Recently, even OpenAI is hiring SLAM engineers, so here's the free MIT guide to learn it!
For an accessible, hands-on entry point, "SLAM for Dummies" is a must-read.
Authors Soren Riisgaard and Morten Rufus Blas developed this guide at MIT, creating a resource that bridges the gap between theory and practice.
De-mystifying complexity by breaking down the logic of autonomous navigation into understandable steps, skipping unnecessary jargon.
Code included with plenty of concrete examples, perfect for moving from theory to implementation. Proven foundation born out of the MIT academic environment, yet written specifically for practitioners and beginners.
SLAM solves a fundamental problem: How does a robot navigate when it doesn't know where it is and doesn't have a map?
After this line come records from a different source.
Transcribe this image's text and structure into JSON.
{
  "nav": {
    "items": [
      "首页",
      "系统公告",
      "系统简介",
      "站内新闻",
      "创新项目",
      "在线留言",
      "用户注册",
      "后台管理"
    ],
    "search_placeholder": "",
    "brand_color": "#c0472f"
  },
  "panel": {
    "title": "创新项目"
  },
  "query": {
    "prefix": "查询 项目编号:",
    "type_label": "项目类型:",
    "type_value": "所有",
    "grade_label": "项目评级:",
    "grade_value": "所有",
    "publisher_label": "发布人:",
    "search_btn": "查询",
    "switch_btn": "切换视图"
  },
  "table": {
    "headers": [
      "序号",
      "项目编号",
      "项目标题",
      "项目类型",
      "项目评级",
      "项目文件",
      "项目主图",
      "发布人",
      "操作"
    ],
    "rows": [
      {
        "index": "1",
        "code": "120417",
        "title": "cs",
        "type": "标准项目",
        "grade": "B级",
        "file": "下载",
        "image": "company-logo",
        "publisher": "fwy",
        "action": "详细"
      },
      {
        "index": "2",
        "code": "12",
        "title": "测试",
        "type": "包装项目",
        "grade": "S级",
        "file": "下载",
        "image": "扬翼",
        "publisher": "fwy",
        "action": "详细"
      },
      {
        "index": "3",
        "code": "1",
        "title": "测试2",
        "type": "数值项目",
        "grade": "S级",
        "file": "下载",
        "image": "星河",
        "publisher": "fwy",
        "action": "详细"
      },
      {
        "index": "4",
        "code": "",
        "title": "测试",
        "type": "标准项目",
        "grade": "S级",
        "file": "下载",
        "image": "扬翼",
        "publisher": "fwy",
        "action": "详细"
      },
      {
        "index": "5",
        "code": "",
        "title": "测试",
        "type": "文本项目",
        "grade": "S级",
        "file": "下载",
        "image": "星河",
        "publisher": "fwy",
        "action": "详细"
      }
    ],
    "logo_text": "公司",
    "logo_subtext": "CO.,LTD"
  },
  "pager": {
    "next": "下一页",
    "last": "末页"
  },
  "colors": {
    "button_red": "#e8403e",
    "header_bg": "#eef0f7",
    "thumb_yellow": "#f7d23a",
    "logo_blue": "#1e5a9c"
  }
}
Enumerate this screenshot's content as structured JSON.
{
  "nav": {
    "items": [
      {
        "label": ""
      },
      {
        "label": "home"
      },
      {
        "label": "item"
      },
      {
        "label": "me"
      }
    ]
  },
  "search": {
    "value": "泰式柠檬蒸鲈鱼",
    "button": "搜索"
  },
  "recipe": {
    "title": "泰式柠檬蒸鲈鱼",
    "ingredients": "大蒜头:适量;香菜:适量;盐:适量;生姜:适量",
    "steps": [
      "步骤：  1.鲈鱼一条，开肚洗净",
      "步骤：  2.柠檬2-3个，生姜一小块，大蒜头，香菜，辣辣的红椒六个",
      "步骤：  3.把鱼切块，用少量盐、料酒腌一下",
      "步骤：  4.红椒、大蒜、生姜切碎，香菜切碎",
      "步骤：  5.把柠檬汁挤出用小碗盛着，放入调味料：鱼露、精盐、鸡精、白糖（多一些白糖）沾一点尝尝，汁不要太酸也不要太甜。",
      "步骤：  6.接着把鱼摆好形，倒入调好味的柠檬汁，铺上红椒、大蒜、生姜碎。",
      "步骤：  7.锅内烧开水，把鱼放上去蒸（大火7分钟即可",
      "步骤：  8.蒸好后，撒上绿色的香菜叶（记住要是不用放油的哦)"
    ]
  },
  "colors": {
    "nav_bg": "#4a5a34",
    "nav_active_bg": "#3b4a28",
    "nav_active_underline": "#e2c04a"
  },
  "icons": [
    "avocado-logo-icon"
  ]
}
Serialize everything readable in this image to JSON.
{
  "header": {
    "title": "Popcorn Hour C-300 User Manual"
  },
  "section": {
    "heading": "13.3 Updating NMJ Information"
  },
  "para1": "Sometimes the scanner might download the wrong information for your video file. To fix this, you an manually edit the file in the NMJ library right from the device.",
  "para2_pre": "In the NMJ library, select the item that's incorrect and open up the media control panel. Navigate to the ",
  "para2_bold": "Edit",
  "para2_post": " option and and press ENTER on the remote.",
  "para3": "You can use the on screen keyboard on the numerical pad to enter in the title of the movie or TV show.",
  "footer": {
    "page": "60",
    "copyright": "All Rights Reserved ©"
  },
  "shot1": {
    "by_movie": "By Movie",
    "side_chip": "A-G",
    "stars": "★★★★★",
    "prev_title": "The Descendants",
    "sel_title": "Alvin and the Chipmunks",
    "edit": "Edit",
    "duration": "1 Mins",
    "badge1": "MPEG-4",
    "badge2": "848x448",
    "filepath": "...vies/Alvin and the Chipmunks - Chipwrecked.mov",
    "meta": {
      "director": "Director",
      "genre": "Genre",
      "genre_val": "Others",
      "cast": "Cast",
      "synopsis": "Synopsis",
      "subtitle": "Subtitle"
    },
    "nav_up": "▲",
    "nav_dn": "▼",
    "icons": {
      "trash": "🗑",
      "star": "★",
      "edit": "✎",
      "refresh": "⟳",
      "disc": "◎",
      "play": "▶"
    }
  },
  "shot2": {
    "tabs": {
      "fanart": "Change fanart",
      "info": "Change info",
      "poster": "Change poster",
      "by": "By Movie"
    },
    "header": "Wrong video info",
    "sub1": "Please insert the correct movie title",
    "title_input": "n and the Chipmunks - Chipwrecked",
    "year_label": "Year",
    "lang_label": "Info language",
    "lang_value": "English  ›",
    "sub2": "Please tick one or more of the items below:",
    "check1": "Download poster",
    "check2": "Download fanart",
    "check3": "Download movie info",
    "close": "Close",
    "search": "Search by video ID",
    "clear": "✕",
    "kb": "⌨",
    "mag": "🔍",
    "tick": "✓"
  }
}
Traditional navigation assumes you either have a map or know your position. SLAM builds the map and estimates position simultaneously, handling the circular dependency between the two.
Applications span autonomous vehicles (building maps while driving), warehouse robots (navigating dynamic environments), drones (flying in GPS-denied spaces), and household robots (learning home layouts).
A top recommendation for aspiring robotics engineers and tech enthusiasts who want to understand how machines develop spatial awareness!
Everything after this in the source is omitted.